Used by: the normality check reported by the tools listed below.

Finite-sample adjustment

The statistic is adjusted for sample size using the Stephens correction:

\[ A^{*2} = A^2\left(1 + \frac{0.75}{n} + \frac{2.25}{n^2}\right) \]

p-value

The p-value is a piecewise function of the adjusted statistic:

\[ p = \begin{cases} 0 & A^{*2} > 13 \\[4pt] \exp\!\left(1.2937 - 5.709\,A^{*2} + 0.0186\,(A^{*2})^2\right) & 0.6 \le A^{*2} \le 13 \\[4pt] \exp\!\left(0.9177 - 4.279\,A^{*2} - 1.38\,(A^{*2})^2\right) & 0.34 \le A^{*2} < 0.6 \\[4pt] 1 - \exp\!\left(-8.318 + 42.796\,A^{*2} - 59.938\,(A^{*2})^2\right) & 0.2 \le A^{*2} < 0.34 \\[4pt] 1 - \exp\!\left(-13.436 + 101.14\,A^{*2} - 223.73\,(A^{*2})^2\right) & A^{*2} < 0.2 \end{cases} \]

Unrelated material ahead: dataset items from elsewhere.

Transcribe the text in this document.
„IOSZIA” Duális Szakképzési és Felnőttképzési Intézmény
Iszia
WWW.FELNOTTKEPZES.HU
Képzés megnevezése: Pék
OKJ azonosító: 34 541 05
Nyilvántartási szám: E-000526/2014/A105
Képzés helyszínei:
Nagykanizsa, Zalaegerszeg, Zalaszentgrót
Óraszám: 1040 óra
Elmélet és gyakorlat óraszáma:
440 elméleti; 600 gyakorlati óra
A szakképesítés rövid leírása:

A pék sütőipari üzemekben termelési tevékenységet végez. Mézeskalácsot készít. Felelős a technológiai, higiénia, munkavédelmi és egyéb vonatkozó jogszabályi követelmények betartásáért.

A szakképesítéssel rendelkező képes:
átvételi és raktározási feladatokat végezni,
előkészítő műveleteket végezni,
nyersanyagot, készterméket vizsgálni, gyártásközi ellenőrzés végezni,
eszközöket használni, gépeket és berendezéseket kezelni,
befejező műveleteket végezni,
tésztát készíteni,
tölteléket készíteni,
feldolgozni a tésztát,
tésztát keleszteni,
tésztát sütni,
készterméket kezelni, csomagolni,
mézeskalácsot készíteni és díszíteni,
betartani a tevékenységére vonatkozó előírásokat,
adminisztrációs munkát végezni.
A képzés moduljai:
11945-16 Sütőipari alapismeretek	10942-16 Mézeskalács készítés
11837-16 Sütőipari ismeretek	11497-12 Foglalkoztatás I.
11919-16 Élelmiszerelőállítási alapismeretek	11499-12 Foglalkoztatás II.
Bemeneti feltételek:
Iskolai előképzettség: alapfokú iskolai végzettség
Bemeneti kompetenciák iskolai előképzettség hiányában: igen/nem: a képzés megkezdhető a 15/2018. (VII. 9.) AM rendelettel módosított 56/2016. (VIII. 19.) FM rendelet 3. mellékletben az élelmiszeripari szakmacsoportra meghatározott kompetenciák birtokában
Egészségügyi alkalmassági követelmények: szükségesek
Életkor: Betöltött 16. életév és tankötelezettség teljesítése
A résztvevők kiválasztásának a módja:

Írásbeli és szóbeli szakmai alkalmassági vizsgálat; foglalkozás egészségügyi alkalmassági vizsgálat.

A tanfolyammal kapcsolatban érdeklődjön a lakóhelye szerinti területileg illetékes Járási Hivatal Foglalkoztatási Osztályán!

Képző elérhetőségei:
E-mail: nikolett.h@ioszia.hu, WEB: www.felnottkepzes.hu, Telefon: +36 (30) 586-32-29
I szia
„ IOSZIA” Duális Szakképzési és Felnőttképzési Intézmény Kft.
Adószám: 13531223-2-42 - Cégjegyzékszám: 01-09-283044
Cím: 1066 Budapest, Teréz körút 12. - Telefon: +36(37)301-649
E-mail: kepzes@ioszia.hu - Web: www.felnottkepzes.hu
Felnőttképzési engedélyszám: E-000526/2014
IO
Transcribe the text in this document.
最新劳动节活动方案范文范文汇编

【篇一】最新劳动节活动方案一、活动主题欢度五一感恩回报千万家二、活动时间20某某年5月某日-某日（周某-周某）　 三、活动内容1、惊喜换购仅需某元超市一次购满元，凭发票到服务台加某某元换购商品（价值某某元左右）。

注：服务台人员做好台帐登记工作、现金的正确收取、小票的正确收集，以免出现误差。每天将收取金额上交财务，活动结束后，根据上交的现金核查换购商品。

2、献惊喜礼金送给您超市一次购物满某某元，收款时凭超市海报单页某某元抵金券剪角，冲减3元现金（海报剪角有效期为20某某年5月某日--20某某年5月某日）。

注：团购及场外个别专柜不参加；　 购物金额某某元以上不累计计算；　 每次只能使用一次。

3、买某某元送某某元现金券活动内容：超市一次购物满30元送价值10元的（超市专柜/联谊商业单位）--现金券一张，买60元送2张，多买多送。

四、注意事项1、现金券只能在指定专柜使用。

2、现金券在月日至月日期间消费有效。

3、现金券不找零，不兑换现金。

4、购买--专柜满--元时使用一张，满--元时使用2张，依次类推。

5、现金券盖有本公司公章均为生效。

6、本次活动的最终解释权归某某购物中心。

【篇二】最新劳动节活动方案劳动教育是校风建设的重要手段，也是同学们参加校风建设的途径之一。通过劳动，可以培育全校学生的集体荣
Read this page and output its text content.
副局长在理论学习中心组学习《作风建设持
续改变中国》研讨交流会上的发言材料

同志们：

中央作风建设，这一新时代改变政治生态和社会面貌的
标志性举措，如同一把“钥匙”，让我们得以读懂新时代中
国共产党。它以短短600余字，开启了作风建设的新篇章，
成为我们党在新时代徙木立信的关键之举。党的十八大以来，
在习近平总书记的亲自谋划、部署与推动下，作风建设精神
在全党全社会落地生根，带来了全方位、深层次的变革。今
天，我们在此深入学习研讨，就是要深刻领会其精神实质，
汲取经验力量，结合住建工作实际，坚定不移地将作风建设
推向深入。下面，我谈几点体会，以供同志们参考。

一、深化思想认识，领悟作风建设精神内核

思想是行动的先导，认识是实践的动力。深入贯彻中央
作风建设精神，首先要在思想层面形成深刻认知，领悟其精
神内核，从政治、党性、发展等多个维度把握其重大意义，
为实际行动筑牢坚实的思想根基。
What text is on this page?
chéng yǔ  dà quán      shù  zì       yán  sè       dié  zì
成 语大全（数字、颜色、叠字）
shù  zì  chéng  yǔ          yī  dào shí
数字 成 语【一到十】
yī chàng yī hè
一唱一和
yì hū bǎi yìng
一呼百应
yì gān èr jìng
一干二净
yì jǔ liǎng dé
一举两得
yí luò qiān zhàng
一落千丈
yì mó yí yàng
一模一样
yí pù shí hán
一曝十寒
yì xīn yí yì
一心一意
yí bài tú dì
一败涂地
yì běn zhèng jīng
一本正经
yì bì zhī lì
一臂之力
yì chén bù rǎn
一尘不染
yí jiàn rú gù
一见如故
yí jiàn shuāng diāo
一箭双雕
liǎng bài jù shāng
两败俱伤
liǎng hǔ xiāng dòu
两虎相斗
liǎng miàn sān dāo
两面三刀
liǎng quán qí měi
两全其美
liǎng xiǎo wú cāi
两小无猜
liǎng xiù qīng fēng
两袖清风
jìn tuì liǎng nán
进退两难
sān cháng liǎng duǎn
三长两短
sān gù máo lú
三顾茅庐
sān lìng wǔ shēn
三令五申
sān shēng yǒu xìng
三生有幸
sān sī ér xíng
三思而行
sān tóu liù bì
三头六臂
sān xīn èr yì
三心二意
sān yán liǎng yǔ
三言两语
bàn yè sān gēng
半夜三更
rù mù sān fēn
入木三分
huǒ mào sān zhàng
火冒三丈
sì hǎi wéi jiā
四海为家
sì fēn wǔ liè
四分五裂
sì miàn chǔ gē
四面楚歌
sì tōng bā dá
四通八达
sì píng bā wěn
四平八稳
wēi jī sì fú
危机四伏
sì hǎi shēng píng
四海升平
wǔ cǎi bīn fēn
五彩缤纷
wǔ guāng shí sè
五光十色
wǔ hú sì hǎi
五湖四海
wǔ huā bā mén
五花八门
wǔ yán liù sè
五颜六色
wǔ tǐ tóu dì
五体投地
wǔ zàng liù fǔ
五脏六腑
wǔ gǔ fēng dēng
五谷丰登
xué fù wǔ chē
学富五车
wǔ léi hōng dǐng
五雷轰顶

The reported p-value is clamped to a minimum of \(0.005\).

Used by

It also underlies the standalone Normality Test, the distribution-fitting goodness-of-fit results, and the capability analyses, which do not have separate math pages.

See Also

References

  1. Anderson, T. W., and Darling, D. A. (1954). A test of goodness of fit. Journal of the American Statistical Association, 49(268), 765-769.
  2. Stephens, M. A. (1974). EDF statistics for goodness of fit and some comparisons. Journal of the American Statistical Association, 69(347), 730-737.
  3. D'Agostino, R. B., and Stephens, M. A. (1986). Goodness-of-Fit Techniques. Marcel Dekker.